The 21-day slip will have amused rival console giants, Sony and Nintendo, having already slashed the price of their game consoles to £79.99 in an attempt to steal Sega's thunder and upset the £199 Dreamcast launch.
But the move has also upset many retailers' marketing plans.
The delay was blamed on glitches with the internet capability of the console in Europe, but the Australian launch has also been postponed.
The setbacks have also led to speculation about the availability of the console, trouble the company does not need for its prodigal console. Many see the Dreamcast as the Japanese giant's last throw of the dice following the flop of its Saturn console.
Some observers believe the Nintendo 64 will particularly suffer from the Dreamcast's market entry, but Sony's huge installed base of 50 million worldwide, with four million of those in the UK, will make it difficult for Sega to earn the title of PlayStation killer.
The Dreamcast has already sparked huge interest with 300,000 advance orders received in the US before the end of August. In the UK, consumers are expected to be just as keen, with even the most hardcore PlayStation users switching to Sega instead of waiting a year for the PlayStation 2.
Chris Ratcliff, head of the G30 consortium of independent games retailers, said: "People tend to have loyalty to technology, not brand loyalty to a company. They just want bigger and better consoles."
The Dreamcast's powerful specification will generate significant interest. A spokesman for Sega said: "There may well be a mad scramble." But he refused to reveal how many consoles had been pre-ordered in the UK.
The delay to the launch has done little to endear Sega to UK retailers.
Will Copeland, managing director of retailer One Step Beyond, was forced to delay his marketing campaign. "It's a nightmare. I'd planned my advertising and now the whole campaign is on hold," he said.
However, Sega refused to disclose the percentage of consoles allocated to the UK independent sector. Independent stores represent approximately 15 per cent of the total market, a figured Copeland believed to be highly underestimated. He also claimed Sega has allocated only 12 per cent of the units to the sector, a figure that, in his opinion,will result in shortages.
Gem, the distributor that sells Dreamcast to independent retailers, also kept quiet about the actual number of units being made available to the independents, although it has been busy assuring retailers they will receive sufficient numbers of the console.
Paul Donnelly, managing director of Gem, said: "The independents will get a fair and significant allocation of stock as they are an important sector."
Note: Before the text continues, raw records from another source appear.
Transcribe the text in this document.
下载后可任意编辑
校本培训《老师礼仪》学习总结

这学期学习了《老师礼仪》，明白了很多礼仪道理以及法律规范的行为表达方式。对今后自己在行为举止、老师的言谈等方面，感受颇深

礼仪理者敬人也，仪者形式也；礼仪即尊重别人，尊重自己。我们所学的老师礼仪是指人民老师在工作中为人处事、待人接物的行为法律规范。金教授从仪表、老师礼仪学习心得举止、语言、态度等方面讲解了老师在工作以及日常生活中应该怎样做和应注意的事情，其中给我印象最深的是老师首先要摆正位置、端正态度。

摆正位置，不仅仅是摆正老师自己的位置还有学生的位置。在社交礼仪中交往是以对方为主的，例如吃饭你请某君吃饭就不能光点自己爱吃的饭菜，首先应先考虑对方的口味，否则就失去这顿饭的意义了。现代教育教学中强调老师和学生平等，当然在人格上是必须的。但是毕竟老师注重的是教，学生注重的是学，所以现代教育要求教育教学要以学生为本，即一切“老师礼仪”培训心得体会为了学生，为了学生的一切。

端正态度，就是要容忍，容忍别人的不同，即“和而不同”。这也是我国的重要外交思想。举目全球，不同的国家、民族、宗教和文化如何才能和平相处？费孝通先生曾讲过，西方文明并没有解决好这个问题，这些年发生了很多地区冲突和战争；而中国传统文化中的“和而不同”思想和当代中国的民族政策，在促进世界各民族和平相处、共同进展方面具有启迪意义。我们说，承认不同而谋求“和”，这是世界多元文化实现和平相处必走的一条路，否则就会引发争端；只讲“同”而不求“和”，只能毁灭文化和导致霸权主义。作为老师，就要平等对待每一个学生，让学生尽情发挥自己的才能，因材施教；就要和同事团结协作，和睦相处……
The Sega spokesman refused to comment on the delay and how it will affect stores, particularly the independents, but Donnelly was upbeat. "We are all disappointed about the delay but the customer won't go away. The delay gives time for more stock and titles to be available at the launch," he said.
Ratcliff believed that Dreamcast could present an opportunity for Sony to attract a different breed of consumer for its PlayStation.
"The Dreamcast is targeting the latest generation of console users, so Sony must target later adopters, those who thought they didn't want a games console, or those who could not previously afford one. The Dreamcast will sell well - the technology has no direct competitor. As for the PlayStation, there's life in the old dog yet," he said.
Sony is hardly quaking in its boots, especially with its next generation console scheduled for release next year. A spokeswoman for Sony said: "We have sold more than 20 million PlayStations in Europe since 1995. That's a lot of people, in fact, more than have ever bought video games in the past. To say we would change our strategy is wrong, PlayStation has already taken gaming to a different consumer - from the typical 12-year-old to a higher average age. We are not a static company, we are always producing more games, and we welcome competition as it rejuvenates the market."
The aggression of Sony's PlayStation price cut was highlighted at ECTS last week, when SNK dropped the price of its handheld gaming device, the Neogeo Pocket Colour, before it hit the shelves. The price fell to £59.99 from £69.99 because the company felt the pricing was too similar to console prices.
Nick Gibson, analyst at Durlacher, said: "I don't think the Dreamcast delay will really damage Sega.
It does seem to have been quite straight about the cause. However, Sony is still such a powerful player that Sega will have to look at innovative ways of approaching the market. The bundling deal with Sky's set-top box was the latest example."
He added that he believed the convergence of the set-top box and games console may be one of Sega's plans. Such a move would shift the industry goalposts and could leave Sony on the sidelines.
The only problem is that the three giants in the games sector have probably all had that idea, and it will certainly be another race to see which one hits the market first. Sega has won this round with internet access, but the battle for TV channel access has not even begun.